I recently finished Leonardo Boff's brief engagement with the Trinity, Holy Trinity, Perfect Community, along with books by Elizabeth Johnson and Catherine Mowry LaCugna. These encounters with Feminist and Liberationist theologians (all Roman Catholic by the way, though two have been "silenced") have stimulated my thinking about the importance of stressing the relationality that is present in God.
In this brief meditation I wanted to share this word from Elizabeth Johnson:
Deeply harmful attitudes and practices have arisen in church and society because one group imagines itself superior to another. The resulting stratification of power, with some dominant, some subordinate, shapes institutions of racism, sexism, ecclesiastical clericalism, and ruination of the earth, among other pernicious sins. The revitalized idea of the Trinity makes clear that, far from existing as a monarch ruling from isolated splendor and lording it over others, the living God is an overflowing communion of self-giving love. [Elizabeth A. Johnson,Quest for the Living God: Mapping Frontiers in the Theology of God (p. 223). Bloomsbury Publishing. Kindle Edition. ]
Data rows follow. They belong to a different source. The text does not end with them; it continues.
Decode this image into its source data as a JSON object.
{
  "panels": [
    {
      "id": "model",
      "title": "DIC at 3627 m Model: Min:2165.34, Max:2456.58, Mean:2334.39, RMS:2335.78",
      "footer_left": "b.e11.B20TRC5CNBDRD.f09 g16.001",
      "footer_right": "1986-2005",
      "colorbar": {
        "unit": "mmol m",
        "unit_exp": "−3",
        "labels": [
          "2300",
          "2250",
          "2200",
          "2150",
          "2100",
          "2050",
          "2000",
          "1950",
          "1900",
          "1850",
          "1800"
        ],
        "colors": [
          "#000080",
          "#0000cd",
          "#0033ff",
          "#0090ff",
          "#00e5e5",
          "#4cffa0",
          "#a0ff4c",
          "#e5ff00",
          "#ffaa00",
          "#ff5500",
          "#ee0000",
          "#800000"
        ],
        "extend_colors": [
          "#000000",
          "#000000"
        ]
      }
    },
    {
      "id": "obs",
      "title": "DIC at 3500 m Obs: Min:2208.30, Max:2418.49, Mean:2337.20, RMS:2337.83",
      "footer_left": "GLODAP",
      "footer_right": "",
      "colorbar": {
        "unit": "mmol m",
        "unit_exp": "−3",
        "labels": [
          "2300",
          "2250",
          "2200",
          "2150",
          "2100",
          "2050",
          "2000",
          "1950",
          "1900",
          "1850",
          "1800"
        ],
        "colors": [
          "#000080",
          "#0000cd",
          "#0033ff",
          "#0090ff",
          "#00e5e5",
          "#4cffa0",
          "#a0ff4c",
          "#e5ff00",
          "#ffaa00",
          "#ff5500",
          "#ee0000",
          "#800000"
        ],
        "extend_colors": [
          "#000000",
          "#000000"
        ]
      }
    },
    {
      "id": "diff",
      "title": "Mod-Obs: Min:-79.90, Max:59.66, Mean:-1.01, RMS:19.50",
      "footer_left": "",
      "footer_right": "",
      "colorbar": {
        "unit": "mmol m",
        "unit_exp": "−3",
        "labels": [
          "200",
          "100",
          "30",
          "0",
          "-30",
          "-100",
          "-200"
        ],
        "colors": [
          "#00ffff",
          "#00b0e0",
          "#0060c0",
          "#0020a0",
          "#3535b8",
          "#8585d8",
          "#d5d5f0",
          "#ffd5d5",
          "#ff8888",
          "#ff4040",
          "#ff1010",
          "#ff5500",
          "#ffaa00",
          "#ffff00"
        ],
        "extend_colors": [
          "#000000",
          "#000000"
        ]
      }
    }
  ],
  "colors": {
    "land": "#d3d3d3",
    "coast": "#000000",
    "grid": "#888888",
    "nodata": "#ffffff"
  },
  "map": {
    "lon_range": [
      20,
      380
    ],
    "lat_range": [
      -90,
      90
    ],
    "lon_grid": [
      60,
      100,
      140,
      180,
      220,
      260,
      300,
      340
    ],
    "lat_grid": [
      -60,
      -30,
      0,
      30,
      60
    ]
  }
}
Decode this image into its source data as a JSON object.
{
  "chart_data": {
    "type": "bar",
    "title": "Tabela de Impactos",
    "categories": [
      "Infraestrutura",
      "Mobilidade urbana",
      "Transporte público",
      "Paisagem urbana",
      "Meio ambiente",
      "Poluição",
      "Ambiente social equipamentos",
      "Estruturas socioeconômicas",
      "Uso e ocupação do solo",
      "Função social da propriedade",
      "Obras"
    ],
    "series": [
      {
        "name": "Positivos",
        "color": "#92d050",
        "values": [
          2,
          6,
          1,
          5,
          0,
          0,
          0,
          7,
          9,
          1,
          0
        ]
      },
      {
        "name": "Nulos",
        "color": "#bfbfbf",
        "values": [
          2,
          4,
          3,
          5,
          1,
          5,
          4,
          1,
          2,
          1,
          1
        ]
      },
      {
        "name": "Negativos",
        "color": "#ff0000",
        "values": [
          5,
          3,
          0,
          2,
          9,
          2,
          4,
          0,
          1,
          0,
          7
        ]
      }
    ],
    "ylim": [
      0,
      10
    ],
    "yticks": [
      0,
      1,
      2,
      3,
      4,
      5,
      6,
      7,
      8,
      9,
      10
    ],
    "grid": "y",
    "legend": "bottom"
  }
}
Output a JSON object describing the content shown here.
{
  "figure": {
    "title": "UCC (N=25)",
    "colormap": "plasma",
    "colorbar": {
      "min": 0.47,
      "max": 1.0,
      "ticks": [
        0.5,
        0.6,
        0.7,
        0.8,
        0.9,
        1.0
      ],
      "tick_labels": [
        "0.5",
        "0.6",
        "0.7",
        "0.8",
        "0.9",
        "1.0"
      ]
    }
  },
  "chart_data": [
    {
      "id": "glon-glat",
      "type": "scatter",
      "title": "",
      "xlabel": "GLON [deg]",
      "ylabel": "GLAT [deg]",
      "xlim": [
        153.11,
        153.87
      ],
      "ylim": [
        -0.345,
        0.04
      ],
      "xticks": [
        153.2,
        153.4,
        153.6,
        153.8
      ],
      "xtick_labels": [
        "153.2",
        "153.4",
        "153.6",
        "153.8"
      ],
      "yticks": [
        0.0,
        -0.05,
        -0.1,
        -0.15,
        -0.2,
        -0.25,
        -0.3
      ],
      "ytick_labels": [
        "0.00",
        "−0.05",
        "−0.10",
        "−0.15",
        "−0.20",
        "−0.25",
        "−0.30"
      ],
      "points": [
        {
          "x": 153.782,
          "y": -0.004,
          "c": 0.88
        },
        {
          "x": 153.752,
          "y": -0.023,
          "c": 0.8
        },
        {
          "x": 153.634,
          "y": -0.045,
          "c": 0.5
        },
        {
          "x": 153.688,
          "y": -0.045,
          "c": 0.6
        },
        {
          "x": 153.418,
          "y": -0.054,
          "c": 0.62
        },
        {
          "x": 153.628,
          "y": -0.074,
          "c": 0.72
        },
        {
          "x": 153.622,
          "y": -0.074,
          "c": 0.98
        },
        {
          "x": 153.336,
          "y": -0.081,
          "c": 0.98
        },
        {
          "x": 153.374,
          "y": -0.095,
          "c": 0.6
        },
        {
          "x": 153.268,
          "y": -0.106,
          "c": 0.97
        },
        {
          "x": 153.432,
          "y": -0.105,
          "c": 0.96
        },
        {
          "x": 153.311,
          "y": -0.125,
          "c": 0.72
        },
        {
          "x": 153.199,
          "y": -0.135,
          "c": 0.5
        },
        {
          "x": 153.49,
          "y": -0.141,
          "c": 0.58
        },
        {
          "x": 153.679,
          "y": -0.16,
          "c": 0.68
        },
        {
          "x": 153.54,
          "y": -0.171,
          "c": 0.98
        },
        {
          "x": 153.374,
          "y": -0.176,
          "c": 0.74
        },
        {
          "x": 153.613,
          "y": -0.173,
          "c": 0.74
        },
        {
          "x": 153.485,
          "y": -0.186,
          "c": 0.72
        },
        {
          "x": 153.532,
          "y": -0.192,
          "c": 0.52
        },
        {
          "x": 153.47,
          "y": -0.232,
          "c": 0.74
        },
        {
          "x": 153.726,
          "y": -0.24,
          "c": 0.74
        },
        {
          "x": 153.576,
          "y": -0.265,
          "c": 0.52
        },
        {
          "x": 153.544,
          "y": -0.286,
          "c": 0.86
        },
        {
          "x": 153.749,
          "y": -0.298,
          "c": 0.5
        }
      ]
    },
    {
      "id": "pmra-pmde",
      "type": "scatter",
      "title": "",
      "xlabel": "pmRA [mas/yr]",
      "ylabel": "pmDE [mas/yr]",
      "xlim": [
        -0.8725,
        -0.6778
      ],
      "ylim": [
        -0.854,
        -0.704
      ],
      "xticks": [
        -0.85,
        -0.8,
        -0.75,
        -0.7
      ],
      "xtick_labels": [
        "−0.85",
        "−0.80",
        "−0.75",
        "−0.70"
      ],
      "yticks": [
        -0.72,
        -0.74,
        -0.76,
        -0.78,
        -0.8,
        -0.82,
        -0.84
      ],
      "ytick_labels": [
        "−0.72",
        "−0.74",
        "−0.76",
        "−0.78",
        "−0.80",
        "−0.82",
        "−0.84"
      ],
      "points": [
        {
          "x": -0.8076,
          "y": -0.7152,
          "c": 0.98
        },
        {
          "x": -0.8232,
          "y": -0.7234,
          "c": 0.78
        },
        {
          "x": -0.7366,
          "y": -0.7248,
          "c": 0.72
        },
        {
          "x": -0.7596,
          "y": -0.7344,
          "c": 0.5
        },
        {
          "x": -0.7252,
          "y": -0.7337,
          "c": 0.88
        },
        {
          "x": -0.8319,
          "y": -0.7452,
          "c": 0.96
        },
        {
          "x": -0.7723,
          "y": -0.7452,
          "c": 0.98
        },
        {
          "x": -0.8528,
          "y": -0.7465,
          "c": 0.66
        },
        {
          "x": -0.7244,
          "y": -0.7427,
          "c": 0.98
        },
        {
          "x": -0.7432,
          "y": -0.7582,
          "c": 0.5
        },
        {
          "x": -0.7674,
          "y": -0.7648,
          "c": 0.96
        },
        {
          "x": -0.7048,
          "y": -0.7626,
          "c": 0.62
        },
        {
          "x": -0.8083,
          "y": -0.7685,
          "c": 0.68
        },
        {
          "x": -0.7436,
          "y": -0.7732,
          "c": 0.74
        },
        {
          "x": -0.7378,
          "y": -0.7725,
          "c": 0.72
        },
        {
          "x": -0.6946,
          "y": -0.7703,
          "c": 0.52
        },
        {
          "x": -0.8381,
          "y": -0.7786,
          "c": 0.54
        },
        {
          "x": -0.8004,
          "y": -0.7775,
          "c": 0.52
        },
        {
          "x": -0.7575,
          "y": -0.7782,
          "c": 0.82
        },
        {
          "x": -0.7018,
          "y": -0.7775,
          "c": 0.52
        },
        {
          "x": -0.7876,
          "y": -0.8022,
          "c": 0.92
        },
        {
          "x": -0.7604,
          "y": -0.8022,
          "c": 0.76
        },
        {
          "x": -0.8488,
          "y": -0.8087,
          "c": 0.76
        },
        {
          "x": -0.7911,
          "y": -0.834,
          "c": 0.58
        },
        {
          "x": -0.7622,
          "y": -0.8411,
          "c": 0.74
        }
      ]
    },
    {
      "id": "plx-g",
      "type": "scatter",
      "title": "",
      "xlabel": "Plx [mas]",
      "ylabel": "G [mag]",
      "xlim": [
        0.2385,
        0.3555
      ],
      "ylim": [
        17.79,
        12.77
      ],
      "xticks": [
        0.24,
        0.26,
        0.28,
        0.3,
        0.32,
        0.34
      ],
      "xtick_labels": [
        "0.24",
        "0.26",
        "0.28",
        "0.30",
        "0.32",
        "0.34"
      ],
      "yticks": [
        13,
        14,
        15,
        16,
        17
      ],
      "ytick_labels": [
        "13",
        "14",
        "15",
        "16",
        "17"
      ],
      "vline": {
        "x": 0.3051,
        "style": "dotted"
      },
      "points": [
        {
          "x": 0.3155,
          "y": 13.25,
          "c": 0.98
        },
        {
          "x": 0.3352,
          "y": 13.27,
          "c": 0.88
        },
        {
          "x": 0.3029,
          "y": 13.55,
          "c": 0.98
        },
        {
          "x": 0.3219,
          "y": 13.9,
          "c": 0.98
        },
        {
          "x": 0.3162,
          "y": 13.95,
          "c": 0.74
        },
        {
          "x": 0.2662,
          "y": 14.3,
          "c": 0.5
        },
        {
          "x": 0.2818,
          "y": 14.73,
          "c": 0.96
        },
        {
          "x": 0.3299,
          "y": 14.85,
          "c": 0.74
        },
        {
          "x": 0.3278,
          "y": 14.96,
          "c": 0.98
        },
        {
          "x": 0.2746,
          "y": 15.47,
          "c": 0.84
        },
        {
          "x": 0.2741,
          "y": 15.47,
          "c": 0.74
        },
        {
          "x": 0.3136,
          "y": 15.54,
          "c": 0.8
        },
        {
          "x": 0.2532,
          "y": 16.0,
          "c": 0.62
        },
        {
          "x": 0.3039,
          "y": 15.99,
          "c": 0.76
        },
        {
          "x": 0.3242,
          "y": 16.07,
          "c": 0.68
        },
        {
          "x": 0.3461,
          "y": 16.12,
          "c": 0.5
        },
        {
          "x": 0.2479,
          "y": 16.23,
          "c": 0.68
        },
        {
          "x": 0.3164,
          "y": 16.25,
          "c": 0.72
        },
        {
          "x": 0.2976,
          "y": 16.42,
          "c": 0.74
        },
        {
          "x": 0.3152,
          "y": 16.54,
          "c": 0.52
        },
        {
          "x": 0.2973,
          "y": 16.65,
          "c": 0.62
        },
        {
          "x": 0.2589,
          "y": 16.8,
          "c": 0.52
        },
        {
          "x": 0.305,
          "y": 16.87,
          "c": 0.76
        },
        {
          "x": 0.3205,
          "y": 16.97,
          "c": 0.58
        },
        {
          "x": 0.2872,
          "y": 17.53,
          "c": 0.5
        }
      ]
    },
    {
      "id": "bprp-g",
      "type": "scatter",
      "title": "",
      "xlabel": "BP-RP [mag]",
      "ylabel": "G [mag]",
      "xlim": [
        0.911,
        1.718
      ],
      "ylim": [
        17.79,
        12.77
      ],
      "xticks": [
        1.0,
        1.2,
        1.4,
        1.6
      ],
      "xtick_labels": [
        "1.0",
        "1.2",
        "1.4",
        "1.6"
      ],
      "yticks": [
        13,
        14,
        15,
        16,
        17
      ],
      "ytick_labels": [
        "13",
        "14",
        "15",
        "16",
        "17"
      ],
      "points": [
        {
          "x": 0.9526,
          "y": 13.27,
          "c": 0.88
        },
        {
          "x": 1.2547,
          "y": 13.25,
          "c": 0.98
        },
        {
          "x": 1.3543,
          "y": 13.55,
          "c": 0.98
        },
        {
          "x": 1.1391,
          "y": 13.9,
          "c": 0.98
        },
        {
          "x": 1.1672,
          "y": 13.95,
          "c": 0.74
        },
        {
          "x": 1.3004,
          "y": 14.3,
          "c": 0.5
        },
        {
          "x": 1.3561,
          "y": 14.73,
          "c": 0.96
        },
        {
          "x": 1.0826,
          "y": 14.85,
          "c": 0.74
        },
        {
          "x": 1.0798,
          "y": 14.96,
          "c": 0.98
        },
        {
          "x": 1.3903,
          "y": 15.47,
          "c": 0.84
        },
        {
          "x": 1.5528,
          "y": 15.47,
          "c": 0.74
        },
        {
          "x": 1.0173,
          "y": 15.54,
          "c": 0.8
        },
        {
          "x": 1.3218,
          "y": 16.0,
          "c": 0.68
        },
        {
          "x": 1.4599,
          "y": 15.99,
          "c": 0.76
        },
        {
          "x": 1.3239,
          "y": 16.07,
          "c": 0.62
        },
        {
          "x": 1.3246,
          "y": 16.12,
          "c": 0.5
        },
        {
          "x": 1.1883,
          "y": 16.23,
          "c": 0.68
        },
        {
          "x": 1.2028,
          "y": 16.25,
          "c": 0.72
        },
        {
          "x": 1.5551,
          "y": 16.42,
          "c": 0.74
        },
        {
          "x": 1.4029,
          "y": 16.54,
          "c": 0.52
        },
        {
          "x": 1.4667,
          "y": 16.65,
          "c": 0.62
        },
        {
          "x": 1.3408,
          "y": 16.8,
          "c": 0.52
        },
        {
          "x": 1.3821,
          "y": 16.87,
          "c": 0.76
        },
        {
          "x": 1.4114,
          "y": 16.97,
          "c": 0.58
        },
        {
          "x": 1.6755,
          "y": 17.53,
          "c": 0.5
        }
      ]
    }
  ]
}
She makes the practical clearer when pointing to the way in which the church is called to live out this sense of mutuality that the Triune God exhibits:
The church’s identity and mission pivot on this point. Called to be a sacrament of the world’s salvation, the church is to be a living symbol of divine communion turned toward the world in inclusive and compassionate love. Only a community of equal persons related in profound mutuality, pouring out praise of God and care for the world in need , only such a church corresponds to the triune God it purports to serve. [Johnson, Quest for the Living God: (p. 223). Kindle Edition.]
It would seem, then, that our calling as church is to live in such a way that we experience mutuality and equality as a community living in relationship as defined by and exemplified by God -- whom we know as our "Father, Son, and Holy Spirit, Mother of us all."